Islam is not compatible with liberal democracies for stronger and deeper reasons than those that usually come to mind: it is not only a question of polygamy, the veil, Friday religious observance, etc. That is, it is not only a problem of the rules of behavior, morals, and worship. It is seen in how Islam functions on its home turf. In Iran, there are mullahs who are appointed to supervise morality. And apart from peering into the bedroom, many more of them scrutinize the cinema, the press, and books: this is the monitoring of the public expressions of thought, which are censured if they are not in conformity with shari’a or the Qur’an and its official interpretation. A professor cannot say what he likes at school, and if an intellectual publishes his own views, he is taking a risk.
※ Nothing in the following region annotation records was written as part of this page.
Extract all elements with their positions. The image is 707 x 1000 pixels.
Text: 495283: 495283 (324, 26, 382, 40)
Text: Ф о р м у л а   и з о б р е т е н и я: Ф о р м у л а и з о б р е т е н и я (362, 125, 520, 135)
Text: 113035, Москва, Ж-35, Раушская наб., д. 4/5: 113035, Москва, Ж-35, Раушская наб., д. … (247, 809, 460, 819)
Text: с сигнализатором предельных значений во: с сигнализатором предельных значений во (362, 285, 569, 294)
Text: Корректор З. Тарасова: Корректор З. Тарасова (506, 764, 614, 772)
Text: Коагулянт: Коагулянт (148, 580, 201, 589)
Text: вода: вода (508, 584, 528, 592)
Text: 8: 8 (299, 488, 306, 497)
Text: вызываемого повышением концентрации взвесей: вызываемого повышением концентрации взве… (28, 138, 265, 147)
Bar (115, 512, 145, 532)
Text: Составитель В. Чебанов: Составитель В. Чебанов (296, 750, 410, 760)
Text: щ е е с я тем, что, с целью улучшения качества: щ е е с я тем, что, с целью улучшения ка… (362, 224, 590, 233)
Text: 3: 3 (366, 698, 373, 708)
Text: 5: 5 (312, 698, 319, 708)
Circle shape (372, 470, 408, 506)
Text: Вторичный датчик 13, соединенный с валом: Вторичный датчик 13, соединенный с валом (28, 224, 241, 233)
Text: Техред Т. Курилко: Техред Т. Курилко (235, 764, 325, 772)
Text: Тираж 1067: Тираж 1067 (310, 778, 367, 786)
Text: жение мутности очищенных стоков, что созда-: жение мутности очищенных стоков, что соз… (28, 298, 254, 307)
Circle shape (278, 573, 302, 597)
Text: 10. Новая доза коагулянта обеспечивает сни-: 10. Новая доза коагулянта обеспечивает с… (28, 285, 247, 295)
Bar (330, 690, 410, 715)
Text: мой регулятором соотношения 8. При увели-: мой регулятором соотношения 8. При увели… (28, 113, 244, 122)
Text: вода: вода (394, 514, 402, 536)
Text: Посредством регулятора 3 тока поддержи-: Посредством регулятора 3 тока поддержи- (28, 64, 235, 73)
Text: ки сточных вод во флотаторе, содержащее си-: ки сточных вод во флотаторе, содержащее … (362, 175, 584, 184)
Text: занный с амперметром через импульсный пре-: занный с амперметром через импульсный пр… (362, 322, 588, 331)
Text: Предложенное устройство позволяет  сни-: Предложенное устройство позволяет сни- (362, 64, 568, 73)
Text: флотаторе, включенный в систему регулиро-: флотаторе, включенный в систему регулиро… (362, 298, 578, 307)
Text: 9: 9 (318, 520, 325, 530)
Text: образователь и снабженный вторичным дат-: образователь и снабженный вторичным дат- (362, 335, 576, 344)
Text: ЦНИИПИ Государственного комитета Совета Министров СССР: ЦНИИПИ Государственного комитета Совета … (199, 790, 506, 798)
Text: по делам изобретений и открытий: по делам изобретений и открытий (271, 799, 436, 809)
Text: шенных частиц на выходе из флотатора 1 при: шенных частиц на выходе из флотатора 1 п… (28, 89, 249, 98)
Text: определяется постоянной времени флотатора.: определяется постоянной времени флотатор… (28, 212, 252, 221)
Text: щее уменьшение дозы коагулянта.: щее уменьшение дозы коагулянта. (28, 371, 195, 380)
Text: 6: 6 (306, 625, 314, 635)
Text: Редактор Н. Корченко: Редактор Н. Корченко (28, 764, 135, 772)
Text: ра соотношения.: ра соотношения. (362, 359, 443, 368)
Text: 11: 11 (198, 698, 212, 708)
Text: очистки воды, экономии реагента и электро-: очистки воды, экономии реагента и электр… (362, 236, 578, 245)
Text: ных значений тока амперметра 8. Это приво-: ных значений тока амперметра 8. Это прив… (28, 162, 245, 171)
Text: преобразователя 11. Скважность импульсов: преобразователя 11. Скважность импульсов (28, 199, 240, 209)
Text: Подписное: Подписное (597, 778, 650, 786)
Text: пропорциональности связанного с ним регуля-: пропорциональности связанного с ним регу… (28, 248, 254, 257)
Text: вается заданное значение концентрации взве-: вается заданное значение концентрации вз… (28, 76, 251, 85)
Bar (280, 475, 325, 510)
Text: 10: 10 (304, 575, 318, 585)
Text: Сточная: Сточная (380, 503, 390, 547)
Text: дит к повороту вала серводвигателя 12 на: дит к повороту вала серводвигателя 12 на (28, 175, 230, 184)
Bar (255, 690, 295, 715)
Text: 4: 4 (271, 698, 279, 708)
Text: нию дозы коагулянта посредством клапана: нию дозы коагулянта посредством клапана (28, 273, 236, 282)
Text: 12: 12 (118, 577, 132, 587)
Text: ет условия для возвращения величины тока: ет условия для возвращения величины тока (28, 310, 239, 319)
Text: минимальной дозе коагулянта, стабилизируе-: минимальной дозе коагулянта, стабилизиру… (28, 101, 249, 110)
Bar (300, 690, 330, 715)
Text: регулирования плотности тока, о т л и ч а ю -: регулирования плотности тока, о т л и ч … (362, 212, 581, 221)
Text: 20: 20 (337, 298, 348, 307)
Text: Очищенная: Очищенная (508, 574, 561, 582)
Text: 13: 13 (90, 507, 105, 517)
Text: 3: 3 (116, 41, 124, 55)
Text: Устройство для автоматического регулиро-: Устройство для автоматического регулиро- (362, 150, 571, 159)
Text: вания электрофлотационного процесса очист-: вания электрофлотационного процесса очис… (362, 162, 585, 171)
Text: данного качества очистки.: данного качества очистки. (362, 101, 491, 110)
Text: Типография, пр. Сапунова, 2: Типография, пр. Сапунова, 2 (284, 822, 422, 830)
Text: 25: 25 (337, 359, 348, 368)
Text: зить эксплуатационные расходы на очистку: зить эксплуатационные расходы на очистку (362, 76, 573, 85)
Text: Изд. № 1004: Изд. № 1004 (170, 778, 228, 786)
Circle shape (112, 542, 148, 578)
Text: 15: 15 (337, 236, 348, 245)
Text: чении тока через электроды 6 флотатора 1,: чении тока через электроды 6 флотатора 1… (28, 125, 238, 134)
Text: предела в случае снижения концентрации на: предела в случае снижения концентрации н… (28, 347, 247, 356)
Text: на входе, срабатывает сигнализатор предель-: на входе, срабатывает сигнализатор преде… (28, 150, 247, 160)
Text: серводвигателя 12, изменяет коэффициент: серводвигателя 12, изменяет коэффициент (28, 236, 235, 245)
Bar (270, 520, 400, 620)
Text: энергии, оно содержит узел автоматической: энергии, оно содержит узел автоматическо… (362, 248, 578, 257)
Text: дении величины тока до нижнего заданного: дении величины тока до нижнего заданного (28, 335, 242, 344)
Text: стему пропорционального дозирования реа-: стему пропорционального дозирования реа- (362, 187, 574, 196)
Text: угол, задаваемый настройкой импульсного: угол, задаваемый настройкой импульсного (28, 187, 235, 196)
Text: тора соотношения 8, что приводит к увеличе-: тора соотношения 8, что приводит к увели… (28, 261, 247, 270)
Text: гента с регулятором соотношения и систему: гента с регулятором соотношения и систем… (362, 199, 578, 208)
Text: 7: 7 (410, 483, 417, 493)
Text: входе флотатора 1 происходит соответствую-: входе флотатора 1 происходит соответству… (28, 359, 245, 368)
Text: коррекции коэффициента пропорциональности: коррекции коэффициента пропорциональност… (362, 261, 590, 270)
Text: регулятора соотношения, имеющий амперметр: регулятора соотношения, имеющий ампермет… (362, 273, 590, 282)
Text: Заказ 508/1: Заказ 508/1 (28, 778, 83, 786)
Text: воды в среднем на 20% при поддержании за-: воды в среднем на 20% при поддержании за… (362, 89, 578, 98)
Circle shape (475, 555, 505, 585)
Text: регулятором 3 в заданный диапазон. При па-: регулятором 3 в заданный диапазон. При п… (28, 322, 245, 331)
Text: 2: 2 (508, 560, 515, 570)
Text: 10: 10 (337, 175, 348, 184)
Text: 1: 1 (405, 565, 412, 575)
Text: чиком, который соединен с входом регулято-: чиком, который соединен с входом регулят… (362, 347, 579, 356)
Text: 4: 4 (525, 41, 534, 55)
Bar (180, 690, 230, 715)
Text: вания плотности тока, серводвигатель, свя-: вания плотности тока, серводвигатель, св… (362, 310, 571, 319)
By way of explaining this issue, it is true that the Church did not abolish the index of prohibited books until Vatican II, but before it was abolished this institution did not carry any weight in civil affairs. That’s not how it is in Islam. Religious censure is “ipso facto” civil censure, because the religious authorities have civil authority, and vice versa. The entire spectrum of these and other related facts calls for intellectual honesty on our part, because we cannot interpret them as isolated cases devoid of general significance. And if these are not isolated cases, only one conclusion can be drawn: the word “freedom” did not exist in Arabic for centuries because Islamic civilization simply makes no provision for it (it was introduced with the word “hurriyya,” meaning “entitlement,” only in 1774, and out of the necessity of signing treaties with Westerners). So the absolutism of Saudi Arabia or other emirates, the legal inferiority of women and so forth, are not correctible eccentricities. They are the effects of a deep-rooted cause, which cannot be removed without destroying Islam. And this is why these eccentricities are so fiercely defended: because they have an intrinsic relationship with Muslim identity. And therefore integration can be achieved with Muslims on an individual basis, but not with Islam.

David Thomson said...

"But what if the French all became Oriana Fallaci style atheists?"

Oriana Fallaci is childless. Only religious people tend to bring in a lots of children into the world.